# 1936 Model C Before/After pics



## DonChristie (Nov 1, 2011)

This was a CL score. I liked it because the paint was original and still visible. The only problem was the Front rim had been swapped out before me and was not correct. Other than that, it seems all original. I was looking for a matching Front rim at the swap meet and I found these Reverse scheme Drop center Red rims with patina. I got them and built up my rims. I also got a New departure front hub to match the rear Model D. All painted surfaces got the WD40 and Steel wool trick. I took a Scotchbrite wheel to all the Metal surfaces. I then waxed the Painted surfaces. The cranks are marked 36 and the Head badge is a Lincoln. I took it on its maiden voyage today and she rides like a dream!


----------



## DonChristie (Nov 1, 2011)

I guess I took a few pics today - enjoy!


----------



## DonChristie (Nov 1, 2011)

The serial number is "A1188x" it appears. There is also another number stamped under the crank. The crank is stamped AS36.


----------



## robertc (Nov 1, 2011)

Let me be the first to say "WOW" great job. I love old bikes with the original paint. Ride with pride!!!!


----------



## Larmo63 (Nov 1, 2011)

*You sick, twisted bicycle freak!!!!!!!*

(if you are like me, this is your favorite thing to do?)


----------



## jpromo (Nov 2, 2011)

Plain Jane bikes deserve more love; that thing has got a great look about it.


----------



## SKIDKINGSVBC (Nov 2, 2011)

*1936 nodejl c*

Hail to SCHWINNDOGGY! Awsome bike ....Great job. Nice to see original bike with the original skin still intact.  Now for the test .....  RIDE !
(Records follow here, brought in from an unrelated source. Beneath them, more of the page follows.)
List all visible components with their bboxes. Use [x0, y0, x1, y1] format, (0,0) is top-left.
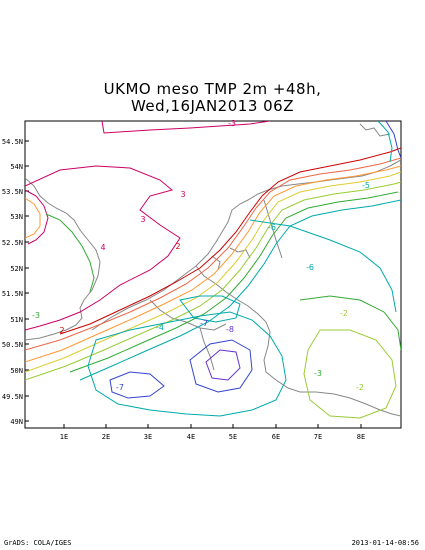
- contour-label: -4: [156, 323, 164, 332]
- contour-ne-a: [377, 121, 393, 163]
- contour-ne-b: [385, 121, 401, 159]
- contour-m7-b: [189, 339, 253, 393]
- contour-2: [59, 147, 401, 335]
- footer-timestamp: 2013-01-14-08:56: [351, 539, 419, 547]
- contour-3-b: [25, 165, 181, 331]
- map-frame: [24, 120, 402, 429]
- contour-label: -3: [314, 369, 322, 378]
- contour-label: -7: [200, 319, 208, 328]
- lat-label: 51N: [10, 316, 23, 324]
- map-title-line2: Wed,16JAN2013 06Z: [130, 97, 294, 115]
- contour-m2: [25, 181, 401, 381]
- contour-label: -7: [116, 383, 124, 392]
- lon-label: 7E: [314, 433, 322, 441]
- lat-label: 54.5N: [2, 138, 23, 146]
- contour-3: [101, 121, 271, 134]
- lon-axis: 1E 2E 3E 4E 5E 6E 7E 8E: [60, 424, 365, 441]
- lon-label: 8E: [357, 433, 365, 441]
- lon-label: 1E: [60, 433, 68, 441]
- footer-credit: GrADS: COLA/IGES: [4, 539, 72, 547]
- map-title-line1: UKMO meso TMP 2m +48h,: [103, 80, 322, 98]
- lat-axis: 54.5N 54N 53.5N 53N 52.5N 52N 51.5N 51N …: [2, 138, 29, 426]
- contour-label: -3: [32, 311, 40, 320]
- contour-m6: [87, 311, 287, 417]
- contour-m6-b: [179, 295, 241, 323]
- lat-label: 51.5N: [2, 290, 23, 298]
- contour-m5: [249, 219, 397, 313]
- contour-label: -6: [268, 223, 276, 232]
- lon-label: 5E: [229, 433, 237, 441]
- contour-4-left: [25, 189, 49, 245]
- lon-label: 3E: [144, 433, 152, 441]
- contour-left-c: [45, 213, 95, 293]
- contour-labels: -3 3 3 2 2 4 -3 -6 -6 -7 -8 -7 -4 -2 -3 …: [32, 119, 370, 392]
- contour-label: -2: [356, 383, 364, 392]
- contour-label: -5: [362, 181, 370, 190]
- lat-label: 50N: [10, 367, 23, 375]
- contour-label: 2: [175, 242, 180, 251]
- contour-label: 2: [59, 326, 64, 335]
- contour-m1: [25, 171, 401, 373]
- lat-label: 50.5N: [2, 341, 23, 349]
- contour-m2-east: [303, 329, 397, 419]
- lon-label: 4E: [187, 433, 195, 441]
- lon-label: 2E: [102, 433, 110, 441]
- contour-label: 3: [180, 190, 185, 199]
- lon-label: 6E: [272, 433, 280, 441]
- contour-m3: [69, 191, 399, 373]
- contour-0: [25, 165, 401, 363]
- contour-label: 4: [100, 243, 105, 252]
- lat-label: 53N: [10, 213, 23, 221]
- lat-label: 52.5N: [2, 239, 23, 247]
- contour-m7-a: [109, 371, 165, 399]
- contour-label: 3: [140, 215, 145, 224]
- coastline: [25, 123, 401, 417]
- lat-label: 49N: [10, 418, 23, 426]
- lat-label: 53.5N: [2, 188, 23, 196]
- contour-m3-east: [299, 295, 401, 351]
- contour-label: -2: [340, 309, 348, 318]
- contour-label: -8: [226, 325, 234, 334]
- lat-label: 54N: [10, 163, 23, 171]
- contour-1: [25, 157, 401, 351]
- contour-m4: [79, 199, 401, 381]
- contour-left-b: [25, 197, 41, 239]
- contour-m8: [205, 349, 241, 381]
- lat-label: 52N: [10, 265, 23, 273]
- contour-label: -6: [306, 263, 314, 272]
- lat-label: 49.5N: [2, 393, 23, 401]
- contour-label: -3: [228, 119, 236, 128]
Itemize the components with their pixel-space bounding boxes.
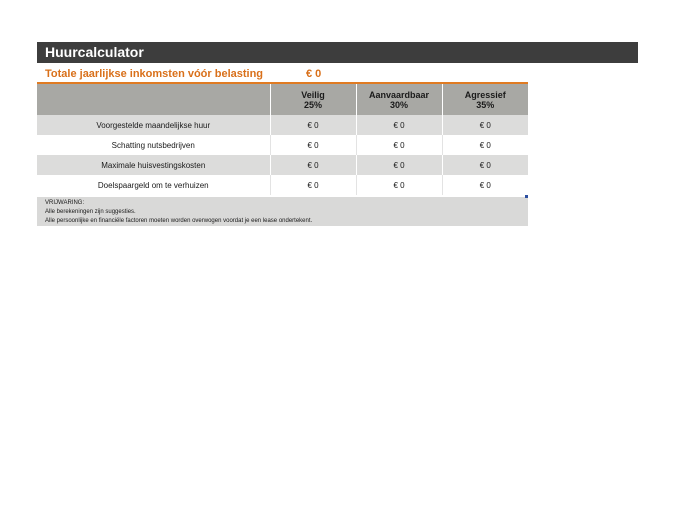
value-cell: € 0 bbox=[441, 135, 528, 155]
header-safe-label: Veilig bbox=[301, 89, 325, 100]
value-cell: € 0 bbox=[441, 115, 528, 135]
value-cell: € 0 bbox=[269, 175, 356, 195]
value-cell: € 0 bbox=[441, 175, 528, 195]
disclaimer-line-1: Alle berekeningen zijn suggesties. bbox=[45, 209, 136, 215]
header-aggressive-pct: 35% bbox=[476, 99, 495, 110]
table-row: Maximale huisvestingskosten € 0 € 0 € 0 bbox=[37, 155, 528, 175]
header-acceptable-pct: 30% bbox=[389, 99, 408, 110]
income-row: Totale jaarlijkse inkomsten vóór belasti… bbox=[37, 65, 528, 84]
header-aggressive-label: Agressief bbox=[464, 89, 506, 100]
row-label: Maximale huisvestingskosten bbox=[37, 155, 270, 175]
row-label: Schatting nutsbedrijven bbox=[37, 135, 270, 155]
disclaimer-line-2: Alle persoonlijke en financiële factoren… bbox=[45, 218, 313, 224]
row-label: Doelspaargeld om te verhuizen bbox=[37, 175, 270, 195]
value-cell: € 0 bbox=[355, 155, 442, 175]
header-safe-pct: 25% bbox=[303, 99, 322, 110]
cell-marker bbox=[525, 195, 528, 198]
income-value[interactable]: € 0 bbox=[306, 68, 322, 80]
table-header-row: Veilig 25% Aanvaardbaar 30% Agressief 35… bbox=[37, 84, 528, 115]
income-label: Totale jaarlijkse inkomsten vóór belasti… bbox=[45, 68, 264, 80]
value-cell: € 0 bbox=[355, 135, 442, 155]
value-cell: € 0 bbox=[355, 115, 442, 135]
value-cell: € 0 bbox=[269, 155, 356, 175]
rent-calculator-table: Veilig 25% Aanvaardbaar 30% Agressief 35… bbox=[37, 84, 528, 195]
value-cell: € 0 bbox=[269, 115, 356, 135]
header-acceptable-label: Aanvaardbaar bbox=[368, 89, 430, 100]
value-cell: € 0 bbox=[355, 175, 442, 195]
header-aggressive: Agressief 35% bbox=[441, 84, 528, 115]
disclaimer: VRIJWARING: Alle berekeningen zijn sugge… bbox=[37, 195, 528, 226]
row-label: Voorgestelde maandelijkse huur bbox=[37, 115, 270, 135]
value-cell: € 0 bbox=[441, 155, 528, 175]
table-row: Voorgestelde maandelijkse huur € 0 € 0 €… bbox=[37, 115, 528, 135]
header-acceptable: Aanvaardbaar 30% bbox=[355, 84, 442, 115]
disclaimer-heading: VRIJWARING: bbox=[45, 200, 85, 206]
value-cell: € 0 bbox=[269, 135, 356, 155]
table-row: Doelspaargeld om te verhuizen € 0 € 0 € … bbox=[37, 175, 528, 195]
table-row: Schatting nutsbedrijven € 0 € 0 € 0 bbox=[37, 135, 528, 155]
header-blank-cell bbox=[37, 84, 270, 115]
header-safe: Veilig 25% bbox=[269, 84, 356, 115]
page-title: Huurcalculator bbox=[37, 42, 638, 63]
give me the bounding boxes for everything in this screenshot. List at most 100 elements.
                               Gary J 
                               EL PRESIDENTE 
                               SKIDKINGS VBC  
                               TACOMA, WN


----------



## DonChristie (Nov 2, 2011)

Thanks for the compliments, guys! Oh I am a sick and twisted Bike phreak, haha. I took a sick day yesterday (i was sick) and finished the bike up and rode it! She rides so sweet! I spent about 10-15 hours throughout last month doing this restoration. I think the restoring of the original finish is the most rewarding part of this hobby. I cant believe how the Red hoops make this bike POP! I do seem to have a problem with the seat. Seems the Bottom carriage is broken. Anybody have a carriage like this one lying around?


----------



## bricycle (Nov 2, 2011)

Nice clean-up job!!! She pur-dee


----------